First, here's what the function actually looks like (though it can also be obtained by updating PopGen, as I'll show below):

drift.selection<-function(p0=0.5,Ne=100,w=c(1,1,1),ngen=400,nrep=10,
    colors=NULL,...){
    if(is.null(colors)) colors<-rainbow(nrep)
    w<-(w/max(w))[3:1]
    gametes<-rep(0,2*Ne)
    gametes[1:round(p0*2*Ne)]<-1
    gametes<-replicate(nrep,gametes,simplify=FALSE)
    p<-lapply(gametes,mean)
    for(i in 1:ngen){
        genotypes<-lapply(gametes,function(x) matrix(sample(x),
            length(x)/2,2))
        fitness<-lapply(genotypes,function(x,w) w[rowSums(x)+1],w=w)
        selected<-lapply(fitness,function(prob,x) 
            cbind(sample(x,prob=prob,replace=TRUE),
            sample(x,prob=prob,replace=TRUE)),x=Ne)
        copy<-replicate(nrep,matrix(sample(1:2,2*Ne,replace=TRUE),
            Ne,2),simplify=FALSE)
        gametes<-mapply(function(g,s,c) c(diag(g[s[,1],][,c[,1]]),
            diag(g[s[,2],][,c[,2]])),
            g=genotypes,s=selected,c=copy,SIMPLIFY=FALSE)
        for(j in 1:nrep) p[[j]][i+1]<-mean(gametes[[j]])
    }
    plot(0:ngen,p[[1]],type="l",col=colors[1],lwd=2,ylim=c(0,1),
        xlab="time (generations)",ylab="f(A)")
    nulo<-mapply(lines,x=replicate(nrep-1,0:ngen,simplify=FALSE),
        y=p[2:nrep],col=colors[2:nrep],lwd=2)
    invisible(p)
}

Now let's load update PopGen, load the package, & use it!

library(devtools)
install_github("liamrevell/PopGen")

library(PopGen)

First, we can compare drift + selection (using the new function) to selection acting alone:

Ne<-200
w<-c(1,0.95,0.9)
drift.selection(p0=0.2,Ne=Ne,w=w,lwd=1,nrep=5,ngen=200)
selection(p0=0.2,w=w,time=200,lwd=6,color=phytools::make.transparent("blue",
    0.1),add=TRUE)

Clearly we can see the effect of drift, but it is not huge. As we increase N_e this effect should diminish. For example:

Ne<-1000
w<-c(1,0.95,0.9)
drift.selection(p0=0.2,Ne=Ne,w=w,lwd=1,nrep=5,ngen=200)
selection(p0=0.2,w=w,time=200,lwd=6,color=phytools::make.transparent("blue",
    0.1),add=TRUE)

A more realistic scenario, however, might be one in which we start the allele frequency of A at 1/(2N_e). Why? Because this will be the frequency of a new mutation should one arise.

Ne<-200
w<-c(1,0.95,0.9)
drift.selection(p0=1/(2*Ne),Ne=Ne,w=w,lwd=1,nrep=20,ngen=200)
selection(p0=1/(2*Ne),w=w,time=200,lwd=6,
    color=phytools::make.transparent("blue",0.1),add=TRUE)

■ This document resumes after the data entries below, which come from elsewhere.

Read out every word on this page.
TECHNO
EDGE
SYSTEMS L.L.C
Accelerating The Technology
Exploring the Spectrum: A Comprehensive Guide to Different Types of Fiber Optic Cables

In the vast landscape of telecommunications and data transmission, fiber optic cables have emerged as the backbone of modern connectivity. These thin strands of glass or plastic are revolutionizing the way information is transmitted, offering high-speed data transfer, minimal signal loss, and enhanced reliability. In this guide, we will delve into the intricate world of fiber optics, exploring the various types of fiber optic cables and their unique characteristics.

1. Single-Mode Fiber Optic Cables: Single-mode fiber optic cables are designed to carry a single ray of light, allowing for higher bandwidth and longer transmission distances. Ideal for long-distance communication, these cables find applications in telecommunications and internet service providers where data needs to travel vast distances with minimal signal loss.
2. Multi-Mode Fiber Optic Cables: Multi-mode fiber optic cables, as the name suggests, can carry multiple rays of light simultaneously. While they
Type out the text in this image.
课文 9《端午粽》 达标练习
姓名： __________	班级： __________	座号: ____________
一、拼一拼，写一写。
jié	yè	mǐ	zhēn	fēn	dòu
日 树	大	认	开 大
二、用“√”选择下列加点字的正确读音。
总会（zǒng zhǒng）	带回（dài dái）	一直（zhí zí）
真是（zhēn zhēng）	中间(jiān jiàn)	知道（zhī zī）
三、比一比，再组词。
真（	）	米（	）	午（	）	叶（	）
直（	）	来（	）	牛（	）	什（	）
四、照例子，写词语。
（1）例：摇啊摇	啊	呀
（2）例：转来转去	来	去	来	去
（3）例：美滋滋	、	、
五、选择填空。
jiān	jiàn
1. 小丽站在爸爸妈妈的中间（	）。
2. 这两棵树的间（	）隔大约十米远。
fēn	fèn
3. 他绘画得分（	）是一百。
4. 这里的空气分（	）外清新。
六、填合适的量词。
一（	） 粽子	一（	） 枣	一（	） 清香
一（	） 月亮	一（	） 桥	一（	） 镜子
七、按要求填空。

Most likely, relatively few of our (now) 20 replicate simulations will have fixed for the allele A. Why? When a mutation first arises even a relatively large fitness advantage of about 6% in the heterozygote is normally insufficient to prevent it from being lost.

Neat.